2. Please describe how these code changes achieve your intention.

  1. I re-alloc the workerQueue when reboot.
func (p *poolCommon) Reboot() {
	if atomic.CompareAndSwapInt32(&p.state, CLOSED, OPENED) {
		atomic.StoreInt32(&p.purgeDone, 0)
		p.goPurge()
		atomic.StoreInt32(&p.ticktockDone, 0)
		p.goTicktock()
		p.allDone = make(chan struct{})
		p.once = &sync.Once{}
                // add this line
		if p.options.PreAlloc {
			p.workers = newWorkerQueue(queueTypeLoopQueue, int(p.capacity))
		}
	}
}
  1. Add the pool_test.go to test this scenario.

Below is the analysis

1. Variable Initialize

The problem is that when we use preAlloc option, the workerQueue will initialize once.
Then, It will put the worker into the items slice as much as user defined.
The len is {size} and cap = {size} of items []worker.

type loopQueue struct {
	items  []worker
	expiry []worker
	head   int
	tail   int
	size   int
	isFull bool
}

func newWorkerLoopQueue(size int) *loopQueue {
	if size <= 0 {
		return nil
	}
	return &loopQueue{
		items: make([]worker, size), // len = {size}, cap = {size}
		size:  size,
	}
}

2. Pool Release

However, when user call the Release() or ReleaseTimeout() function, it will trigger reset() function and make all workers in items be nil.
The len is 0 and cap = {size} of items []worker.

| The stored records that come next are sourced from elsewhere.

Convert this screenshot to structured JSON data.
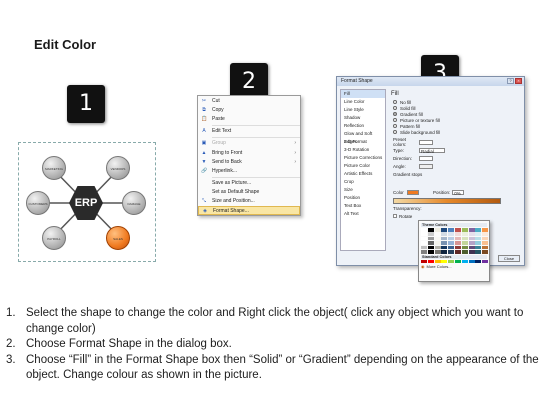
{
  "title": "Edit Color",
  "badges": [
    "1",
    "2",
    "3"
  ],
  "diagram": {
    "hub": "ERP",
    "nodes": [
      "MARKETING",
      "VENDORS",
      "CUSTOMERS",
      "DAMAGE",
      "PAYROLL",
      "SALES"
    ]
  },
  "context_menu": {
    "items": [
      {
        "icon": "✂",
        "label": "Cut"
      },
      {
        "icon": "⧉",
        "label": "Copy"
      },
      {
        "icon": "📋",
        "label": "Paste"
      },
      {
        "icon": "A",
        "label": "Edit Text"
      },
      {
        "icon": "▣",
        "label": "Group",
        "arrow": "›"
      },
      {
        "icon": "▲",
        "label": "Bring to Front",
        "arrow": "›"
      },
      {
        "icon": "▼",
        "label": "Send to Back",
        "arrow": "›"
      },
      {
        "icon": "🔗",
        "label": "Hyperlink..."
      },
      {
        "icon": "",
        "label": "Save as Picture..."
      },
      {
        "icon": "",
        "label": "Set as Default Shape"
      },
      {
        "icon": "⤡",
        "label": "Size and Position..."
      },
      {
        "icon": "◈",
        "label": "Format Shape..."
      }
    ]
  },
  "dialog": {
    "title": "Format Shape",
    "side_items": [
      "Fill",
      "Line Color",
      "Line Style",
      "Shadow",
      "Reflection",
      "Glow and Soft Edges",
      "3-D Format",
      "3-D Rotation",
      "Picture Corrections",
      "Picture Color",
      "Artistic Effects",
      "Crop",
      "Size",
      "Position",
      "Text Box",
      "Alt Text"
    ],
    "fill_heading": "Fill",
    "options": [
      "No fill",
      "Solid fill",
      "Gradient fill",
      "Picture or texture fill",
      "Pattern fill",
      "Slide background fill"
    ],
    "props": [
      "Preset colors:",
      "Type:",
      "Direction:",
      "Angle:",
      "Gradient stops"
    ],
    "type_value": "Radial",
    "color_label": "Color",
    "position_label": "Position:",
    "position_value": "0%",
    "brightness_label": "Brightness:",
    "transparency_label": "Transparency:",
    "rotate_label": "Rotate",
    "close_label": "Close"
  },
  "palette": {
    "theme_label": "Theme Colors",
    "standard_label": "Standard Colors",
    "more_label": "More Colors...",
    "theme_top": [
      "#ffffff",
      "#000000",
      "#eeece1",
      "#1f497d",
      "#4f81bd",
      "#c0504d",
      "#9bbb59",
      "#8064a2",
      "#4bacc6",
      "#f79646"
    ],
    "standard": [
      "#c00000",
      "#ff0000",
      "#ffc000",
      "#ffff00",
      "#92d050",
      "#00b050",
      "#00b0f0",
      "#0070c0",
      "#002060",
      "#7030a0"
    ]
  },
  "instructions": [
    {
      "num": "1.",
      "text": "Select the shape to change the color and Right click the object( click any object which you want to change color)"
    },
    {
      "num": "2.",
      "text": "Choose Format Shape in the dialog box."
    },
    {
      "num": "3.",
      "text": "Choose “Fill” in the Format Shape box then “Solid” or “Gradient” depending on the appearance of the object. Change colour as shown in the picture."
    }
  ]
}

func (wq *loopQueue) reset() {
	if wq.isEmpty() {
		return
	}

retry:
	if w := wq.detach(); w != nil {
		w.finish()
		goto retry
	}
	wq.items = wq.items[:0]
	wq.size = 0
	wq.head = 0
	wq.tail = 0
}

3. Reboot and No Workers

When the user want to reuse the Pool and call Reboot() function, the pool was restart but the len of workerQueue still 0.

func (p *poolCommon) Reboot() {
	if atomic.CompareAndSwapInt32(&p.state, CLOSED, OPENED) {
		atomic.StoreInt32(&p.purgeDone, 0)
		p.goPurge()
		atomic.StoreInt32(&p.ticktockDone, 0)
		p.goTicktock()
		p.allDone = make(chan struct{})
		p.once = &sync.Once{}
	}
}

But retrieveWorker() still can get the workers until it put back to workerQueue.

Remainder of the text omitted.